Sur les frais liés au litige :
Les dispositions de l’article L. 761-1 du code de justice administrative s’opposent à ce que soit mise à la charge du centre hospitalier Louis Pasteur B…, qui n’est pas la partie perdante dans la présente instance, la somme que M. A… réclame au titre des frais exposés par lui et non compris dans les dépens.
Dans les circonstances de l’espèce, il n’y a pas lieu de faire droit aux conclusions présentées par le centre hospitalier Louis Pasteur B… sur le même fondement.
D E C I D E :
Article 1er : La requête de M. A… est rejetée.
Article 2 : Les conclusions du centre hospitalier Louis Pasteur B… au titre de l’article L. 761-1 du code de justice administrative sont rejetées.
Article 3 : Le présent jugement sera notifié à M. E… A…, au centre hospitalier B… et à la caisse primaire d’assurance maladie de la Haute-Saône.
Copie en sera transmise, pour information, à M. D… C…, expert.

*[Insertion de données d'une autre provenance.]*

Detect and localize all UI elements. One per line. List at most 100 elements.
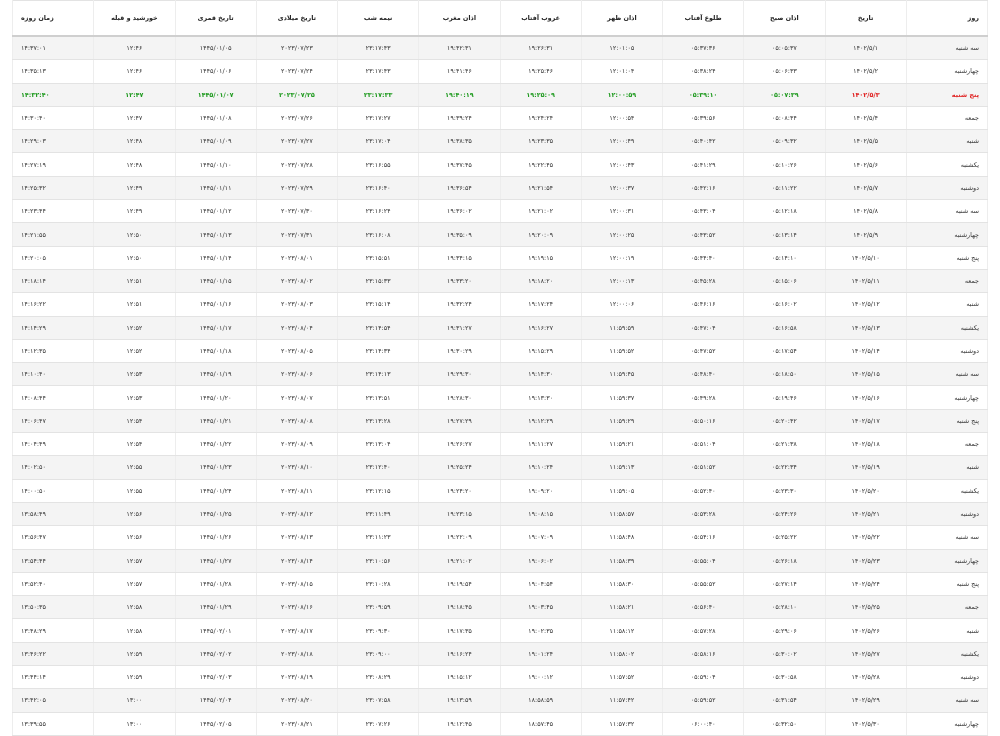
cell-date: ۱۴۰۲/۵/۱۷ [824,408,907,434]
table-row: جمعه ۱۴۰۲/۵/۴ ۰۵:۰۸:۴۴ ۰۵:۳۹:۵۶ ۱۲:۰۰:۵۴ ۱۹:۲… [11,105,989,131]
cell-gregorian: ۲۰۲۳/۰۸/۰۵ [255,338,339,364]
cell-maghrib: ۱۹:۱۳:۵۹ [418,688,501,713]
cell-maghrib: ۱۹:۲۸:۳۰ [418,385,501,410]
cell-maghrib: ۱۹:۱۸:۴۵ [418,595,501,620]
cell-fast-length: ۱۳:۵۸:۴۹ [11,501,95,527]
cell-day: شنبه [905,455,989,480]
cell-sunset: ۱۹:۱۳:۳۰ [499,385,582,410]
cell-maghrib: ۱۹:۴۰:۱۹ [418,82,501,107]
cell-midnight: ۲۳:۱۷:۳۳ [336,82,420,107]
cell-fast-length: ۱۳:۵۰:۳۵ [11,595,95,620]
cell-gregorian: ۲۰۲۳/۰۸/۱۶ [255,595,339,620]
cell-dhuhr: ۱۲:۰۱:۰۵ [580,35,664,61]
cell-day: جمعه [905,432,989,457]
cell-hijri: ۱۴۴۵/۰۱/۲۶ [174,525,257,550]
cell-midnight: ۲۳:۱۷:۰۴ [336,129,420,154]
cell-dhuhr: ۱۱:۵۹:۲۹ [580,408,664,434]
cell-qibla: ۱۲:۵۱ [93,268,176,294]
cell-fast-length: ۱۴:۲۷:۱۹ [11,152,95,177]
cell-fast-length: ۱۴:۰۲:۵۰ [11,455,95,480]
cell-day: یکشنبه [905,315,989,340]
cell-sunset: ۱۹:۰۴:۵۴ [499,571,582,597]
table-row: چهارشنبه ۱۴۰۲/۵/۱۶ ۰۵:۱۹:۴۶ ۰۵:۴۹:۲۸ ۱۱:۵۹:۳… [11,385,989,410]
cell-sunrise: ۰۵:۴۲:۱۶ [661,175,745,201]
cell-fast-length: ۱۴:۰۸:۴۴ [11,385,95,410]
cell-midnight: ۲۳:۱۲:۴۰ [336,455,420,480]
cell-dhuhr: ۱۲:۰۱:۰۴ [580,59,664,84]
cell-qibla: ۱۲:۵۰ [93,245,176,270]
cell-gregorian: ۲۰۲۳/۰۸/۲۰ [255,688,339,713]
cell-qibla: ۱۳:۰۰ [93,711,176,736]
cell-sunrise: ۰۵:۵۹:۵۲ [661,688,745,713]
cell-sunrise: ۰۵:۴۴:۴۰ [661,245,745,270]
cell-date: ۱۴۰۲/۵/۲۸ [824,665,907,690]
cell-maghrib: ۱۹:۳۲:۲۴ [418,292,501,317]
cell-midnight: ۲۳:۱۶:۲۴ [336,199,420,224]
cell-fajr: ۰۵:۱۵:۰۶ [743,268,826,294]
cell-sunset: ۱۹:۱۶:۲۷ [499,315,582,340]
cell-gregorian: ۲۰۲۳/۰۷/۳۱ [255,222,339,247]
table-row: چهارشنبه ۱۴۰۲/۵/۲ ۰۵:۰۶:۳۳ ۰۵:۳۸:۲۴ ۱۲:۰۱:۰۴… [11,59,989,84]
cell-midnight: ۲۳:۱۷:۴۳ [336,59,420,84]
table-row: دوشنبه ۱۴۰۲/۵/۱۴ ۰۵:۱۷:۵۴ ۰۵:۴۷:۵۲ ۱۱:۵۹:۵۲ ۱… [11,338,989,364]
cell-qibla: ۱۲:۴۸ [93,152,176,177]
cell-sunrise: ۰۵:۴۹:۲۸ [661,385,745,410]
cell-fajr: ۰۵:۱۴:۱۰ [743,245,826,270]
cell-midnight: ۲۳:۱۱:۲۳ [336,525,420,550]
cell-midnight: ۲۳:۱۴:۱۳ [336,362,420,387]
cell-date: ۱۴۰۲/۵/۲۶ [824,618,907,643]
cell-fajr: ۰۵:۳۱:۵۴ [743,688,826,713]
table-row: پنج شنبه ۱۴۰۲/۵/۲۴ ۰۵:۲۷:۱۴ ۰۵:۵۵:۵۲ ۱۱:۵۸:۳… [11,571,989,597]
cell-maghrib: ۱۹:۳۶:۵۴ [418,175,501,201]
cell-maghrib: ۱۹:۱۹:۵۴ [418,571,501,597]
cell-sunset: ۱۹:۲۲:۴۵ [499,152,582,177]
cell-day: چهارشنبه [905,59,989,84]
cell-date: ۱۴۰۲/۵/۱۱ [824,268,907,294]
cell-qibla: ۱۲:۵۷ [93,548,176,573]
cell-fast-length: ۱۴:۰۰:۵۰ [11,478,95,503]
cell-qibla: ۱۳:۰۰ [93,688,176,713]
cell-fajr: ۰۵:۲۴:۲۶ [743,501,826,527]
cell-maghrib: ۱۹:۱۶:۲۴ [418,641,501,667]
cell-fajr: ۰۵:۰۶:۳۳ [743,59,826,84]
cell-date: ۱۴۰۲/۵/۴ [824,105,907,131]
cell-fajr: ۰۵:۳۲:۵۰ [743,711,826,736]
cell-sunset: ۱۹:۰۰:۱۲ [499,665,582,690]
cell-day: جمعه [905,595,989,620]
cell-midnight: ۲۳:۱۵:۵۱ [336,245,420,270]
cell-hijri: ۱۴۴۵/۰۱/۱۹ [174,362,257,387]
cell-midnight: ۲۳:۱۷:۴۳ [336,35,420,61]
cell-fast-length: ۱۴:۳۵:۱۳ [11,59,95,84]
cell-dhuhr: ۱۲:۰۰:۵۴ [580,105,664,131]
cell-gregorian: ۲۰۲۳/۰۸/۲۱ [255,711,339,736]
cell-hijri: ۱۴۴۵/۰۲/۰۳ [174,665,257,690]
cell-day: سه شنبه [905,362,989,387]
cell-hijri: ۱۴۴۵/۰۱/۰۷ [174,82,257,107]
cell-date: ۱۴۰۲/۵/۶ [824,152,907,177]
cell-sunset: ۱۹:۰۱:۲۴ [499,641,582,667]
cell-dhuhr: ۱۱:۵۸:۲۱ [580,595,664,620]
cell-gregorian: ۲۰۲۳/۰۷/۳۰ [255,199,339,224]
cell-day: یکشنبه [905,478,989,503]
cell-midnight: ۲۳:۱۳:۲۸ [336,408,420,434]
cell-day: دوشنبه [905,338,989,364]
cell-gregorian: ۲۰۲۳/۰۸/۱۹ [255,665,339,690]
cell-sunset: ۱۹:۲۱:۰۲ [499,199,582,224]
cell-dhuhr: ۱۱:۵۷:۳۲ [580,711,664,736]
cell-qibla: ۱۲:۴۹ [93,175,176,201]
cell-dhuhr: ۱۲:۰۰:۱۹ [580,245,664,270]
cell-qibla: ۱۲:۵۹ [93,665,176,690]
cell-fast-length: ۱۴:۳۲:۴۰ [11,82,95,107]
cell-maghrib: ۱۹:۲۳:۱۵ [418,501,501,527]
cell-fast-length: ۱۴:۳۰:۴۰ [11,105,95,131]
cell-day: سه شنبه [905,35,989,61]
cell-sunset: ۱۹:۱۹:۱۵ [499,245,582,270]
cell-midnight: ۲۳:۱۳:۵۱ [336,385,420,410]
cell-qibla: ۱۲:۵۱ [93,292,176,317]
cell-maghrib: ۱۹:۴۱:۴۶ [418,59,501,84]
cell-date: ۱۴۰۲/۵/۱۸ [824,432,907,457]
cell-date: ۱۴۰۲/۵/۲۰ [824,478,907,503]
cell-sunrise: ۰۵:۴۷:۰۴ [661,315,745,340]
column-header-date: تاریخ [824,0,907,37]
cell-sunrise: ۰۵:۴۳:۰۴ [661,199,745,224]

Délibéré après l’audience du 13 janvier 2026, à laquelle siégeaient :
- Mme Michel, présidente,
- M. Debat, premier conseiller,
- Mme Fessard-Marguerie, conseillère.
Rendu public par mise à disposition au greffe le 6 février 2026.
La rapporteure,
Fessard-Marguerie
La présidente,
F. Michel
La greffière,
E. Cartier
La République mande et ordonne à la ministre de la santé, des familles, de l’autonomie et des personnes handicapées, en ce qui la concerne, ou à tous commissaires de justice à ce requis, en ce qui concerne les voies de droit commun contre les parties privées, de pourvoir à l’exécution de la présente décision.